Dr. Jill Fuss is a Research Scientist in biophysics and biochemistry at Lawrence Berkeley National Laboratory, working on understanding the molecular basis for cancer and aging.
Dr. Jill Fuss is a Research Scientist in biophysics and biochemistry at Lawrence Berkeley National Laboratory working on understanding the molecular basis for cancer and aging. Dr. Fuss earned a B.A. in environmental science from Wesleyan University, and a Ph.D. in molecular and cell biology from the University of California, Berkeley. Her postdoctoral fellowship was performed at Berkeley Lab where she received a National Institutes of Health National Research Service Award and was named a U.S. Department of Energy Outstanding Mentor. Dr. Fuss is active in Berkeley Lab’s Women Scientist and Engineers Council, serving as the chair of the Worklife Balance subgroup, and she served as one of Berkeley Lab’s representative to the University of California Systemwide Advisory Committee on the Status of Women for over four years.
1) What inspires you to work in STEM?
I love working at the edge of knowledge. It’s really exciting to be the first person to clone a gene or see a protein structure. Although I do basic science that may seem far from practical application, I am driven by knowing that the work I do today builds the foundation for future therapeutic discoveries. I have met patients with diseases caused by mutations in the genes I work on and their stories and struggles inspire me every day.
2) What excites you about your work at the Energy Department/Berkeley Lab?
I feel very privileged to work in an amazing research environment that combines world-class academic research with unique national user facilities like the Advanced Light Source. I also like working at an institution with a rich history of discovery and team science. I am a strong believer in Ernest Lawrence’s philosophy that scientific research is best done through teams of individuals with different fields of expertise, working together.

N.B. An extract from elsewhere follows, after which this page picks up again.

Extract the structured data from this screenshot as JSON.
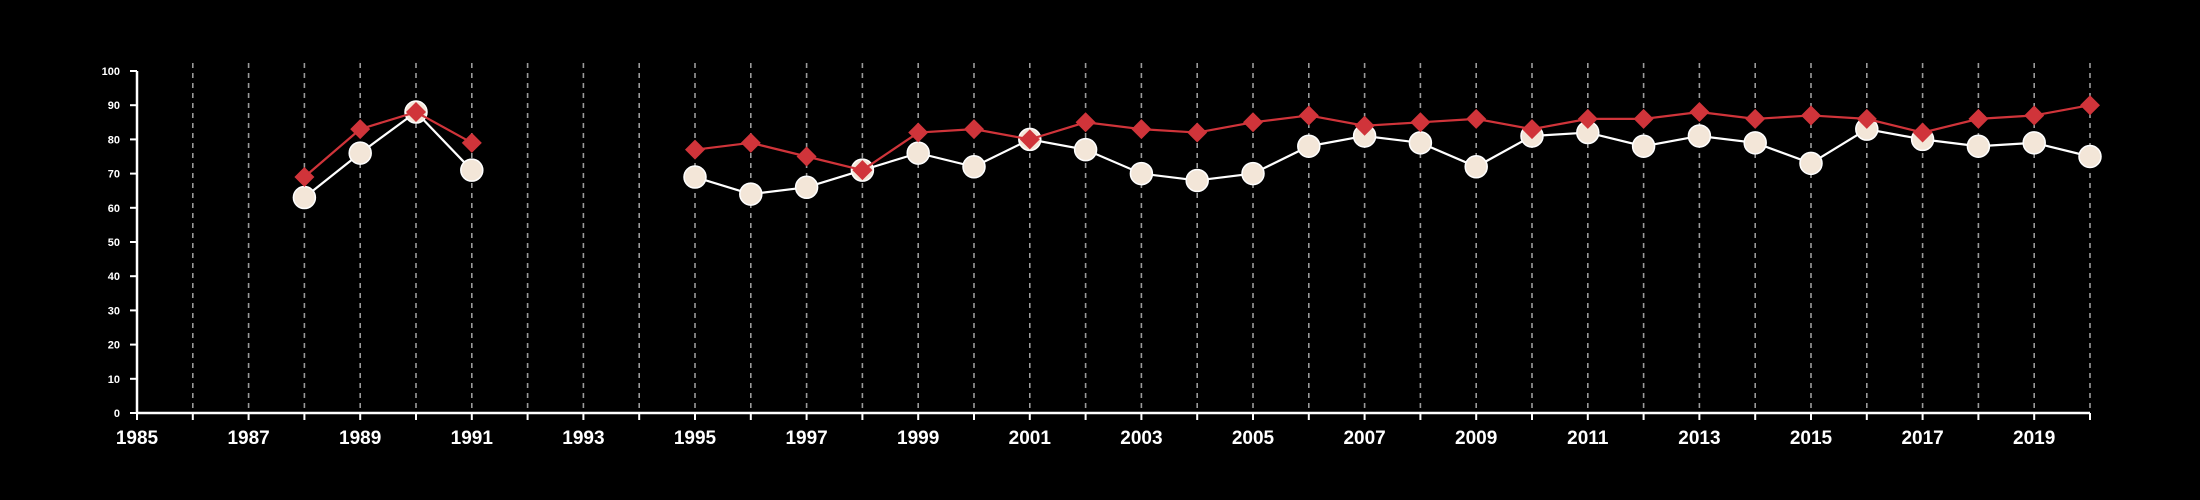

3) How can our country engage more women, girls, and other underrepresented groups in STEM?
Science has an image problem. I think it is important to redefine the image of a scientist as a man working alone in the laboratory to that of a diverse team of researchers working toward a common goal that has huge societal impact. Scientific research is actually very social—the best labs are supportive, vibrant, and creative environments that interact with researchers from around the world. When women, girls, and underrepresented groups have a chance to see research in action, they want to be a part of it. Summer research programs for students and their teachers are vital for engaging anyone in STEM fields.
4) Do you have tips you would recommend for someone looking to enter your field of work?
Get in a lab and do research! Berkeley Lab has many opportunities, both paid and volunteer, for students and teachers to do real research.
5) When you have free time, what are your hobbies?
I love to be silly with my kids, ride my bike to work, ski, knit, and eat delicious food.